Słowaccy ratownicy dopiero po trzech dniach uwolnili trójkę turystów, którzy utknęli w górnej stacji kolejki linowej na szczycie Łomnicy w Tatrach. Wagonik nie mógł zjechać na dół, bo procedury nie zezwalają na przewożenie ludzi przy mrozie sięgającym minus 30 stopni. Stalowe konstrukcje podtrzymujące linę kolejki stają się wtedy bardzo kruche i grozi to katastrofą.

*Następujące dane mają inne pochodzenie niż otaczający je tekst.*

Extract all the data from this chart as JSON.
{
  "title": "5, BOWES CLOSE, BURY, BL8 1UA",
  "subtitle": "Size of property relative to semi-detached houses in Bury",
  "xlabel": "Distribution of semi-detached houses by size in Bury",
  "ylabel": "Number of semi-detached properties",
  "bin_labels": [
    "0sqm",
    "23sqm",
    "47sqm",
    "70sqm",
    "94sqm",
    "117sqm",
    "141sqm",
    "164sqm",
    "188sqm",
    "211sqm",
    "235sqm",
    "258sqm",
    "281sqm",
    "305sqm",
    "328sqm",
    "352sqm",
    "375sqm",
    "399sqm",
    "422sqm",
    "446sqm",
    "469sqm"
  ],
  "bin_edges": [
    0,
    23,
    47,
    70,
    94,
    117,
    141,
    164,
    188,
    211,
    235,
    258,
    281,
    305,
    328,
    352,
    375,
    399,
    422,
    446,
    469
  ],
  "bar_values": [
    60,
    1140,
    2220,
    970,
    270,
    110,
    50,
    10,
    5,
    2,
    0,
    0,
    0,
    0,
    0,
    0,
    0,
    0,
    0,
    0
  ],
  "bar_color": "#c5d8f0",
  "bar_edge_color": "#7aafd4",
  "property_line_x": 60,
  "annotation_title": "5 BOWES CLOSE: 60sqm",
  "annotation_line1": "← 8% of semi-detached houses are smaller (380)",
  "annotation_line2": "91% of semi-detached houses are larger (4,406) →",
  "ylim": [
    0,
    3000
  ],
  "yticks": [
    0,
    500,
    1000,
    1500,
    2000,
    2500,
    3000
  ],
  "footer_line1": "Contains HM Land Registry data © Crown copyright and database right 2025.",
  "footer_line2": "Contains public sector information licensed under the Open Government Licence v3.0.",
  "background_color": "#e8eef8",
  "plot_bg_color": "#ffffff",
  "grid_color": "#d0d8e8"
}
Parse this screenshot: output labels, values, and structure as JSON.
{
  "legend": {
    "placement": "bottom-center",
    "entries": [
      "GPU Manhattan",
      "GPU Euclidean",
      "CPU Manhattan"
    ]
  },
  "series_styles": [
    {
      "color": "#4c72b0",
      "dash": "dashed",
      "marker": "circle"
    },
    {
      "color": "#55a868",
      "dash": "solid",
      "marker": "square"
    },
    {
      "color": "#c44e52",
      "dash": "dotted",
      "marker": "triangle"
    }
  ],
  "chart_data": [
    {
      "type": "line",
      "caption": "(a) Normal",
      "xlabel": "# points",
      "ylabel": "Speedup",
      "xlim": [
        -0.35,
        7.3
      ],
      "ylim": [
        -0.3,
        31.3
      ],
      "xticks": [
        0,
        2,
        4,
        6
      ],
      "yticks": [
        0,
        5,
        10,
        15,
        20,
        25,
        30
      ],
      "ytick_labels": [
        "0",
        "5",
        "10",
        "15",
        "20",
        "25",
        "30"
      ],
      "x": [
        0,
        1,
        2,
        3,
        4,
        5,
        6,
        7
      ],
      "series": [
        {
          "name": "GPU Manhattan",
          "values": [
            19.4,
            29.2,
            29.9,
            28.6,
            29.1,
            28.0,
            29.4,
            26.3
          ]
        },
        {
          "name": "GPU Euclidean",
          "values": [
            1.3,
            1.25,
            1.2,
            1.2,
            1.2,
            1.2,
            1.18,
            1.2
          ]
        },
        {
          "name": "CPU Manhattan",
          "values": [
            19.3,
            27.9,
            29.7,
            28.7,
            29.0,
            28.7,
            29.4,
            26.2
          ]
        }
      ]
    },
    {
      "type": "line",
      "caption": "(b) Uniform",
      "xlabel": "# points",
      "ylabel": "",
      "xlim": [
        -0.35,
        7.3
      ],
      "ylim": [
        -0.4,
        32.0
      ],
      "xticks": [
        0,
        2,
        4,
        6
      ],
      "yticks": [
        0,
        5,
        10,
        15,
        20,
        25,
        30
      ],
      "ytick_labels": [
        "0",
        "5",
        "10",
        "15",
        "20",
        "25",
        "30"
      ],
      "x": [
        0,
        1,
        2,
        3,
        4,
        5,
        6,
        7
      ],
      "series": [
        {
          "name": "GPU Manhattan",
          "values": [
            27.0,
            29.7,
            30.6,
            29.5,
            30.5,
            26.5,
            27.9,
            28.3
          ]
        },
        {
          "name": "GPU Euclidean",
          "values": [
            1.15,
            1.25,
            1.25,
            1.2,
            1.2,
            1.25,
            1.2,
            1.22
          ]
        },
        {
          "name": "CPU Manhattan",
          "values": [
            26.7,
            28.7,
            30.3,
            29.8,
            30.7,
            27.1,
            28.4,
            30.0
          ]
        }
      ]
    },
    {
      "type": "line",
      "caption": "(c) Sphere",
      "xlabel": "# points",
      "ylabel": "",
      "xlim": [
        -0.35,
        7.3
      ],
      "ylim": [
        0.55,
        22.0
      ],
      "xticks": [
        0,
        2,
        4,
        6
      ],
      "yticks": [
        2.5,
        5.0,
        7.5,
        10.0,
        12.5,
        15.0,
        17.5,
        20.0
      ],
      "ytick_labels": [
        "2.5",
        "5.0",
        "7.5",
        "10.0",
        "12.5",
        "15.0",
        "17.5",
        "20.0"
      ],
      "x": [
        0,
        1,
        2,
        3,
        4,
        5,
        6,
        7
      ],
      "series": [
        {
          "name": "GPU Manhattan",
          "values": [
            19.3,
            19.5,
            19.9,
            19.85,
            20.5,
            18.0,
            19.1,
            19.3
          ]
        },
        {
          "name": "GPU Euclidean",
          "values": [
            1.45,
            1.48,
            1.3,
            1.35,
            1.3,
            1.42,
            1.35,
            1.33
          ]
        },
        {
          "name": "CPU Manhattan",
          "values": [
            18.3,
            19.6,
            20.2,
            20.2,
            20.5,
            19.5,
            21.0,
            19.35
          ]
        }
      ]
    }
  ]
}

Turyści przez trzy dni czekali w górnej stacji kolejki na poprawę pogody. Nic nie zapowiada jednak, by w najbliższych dniach miało się ocieplić - dlatego ratownicy Horskiej Zachrannej Służby zdecydowali się na ewakuowanie pechowej trójki.

Czterech ratowników w bardzo trudnych warunkach wspięło się na szczyt Łomnicy. Dostarczyli turystom ciepłe, górskie ubiory, a także sprzęt alpinistyczny. Tak wyposażonych sprowadzili asekurując linami na Łomnicką Przełęcz.

Stamtąd turystów zabrał ratrak śnieżny, który zwiózł ich do górnej stacji kolejki gondolowej w rejonie Łomnickiego Stawu. Następnie turyści zjechali do Tatrzańskiej Łomnicy.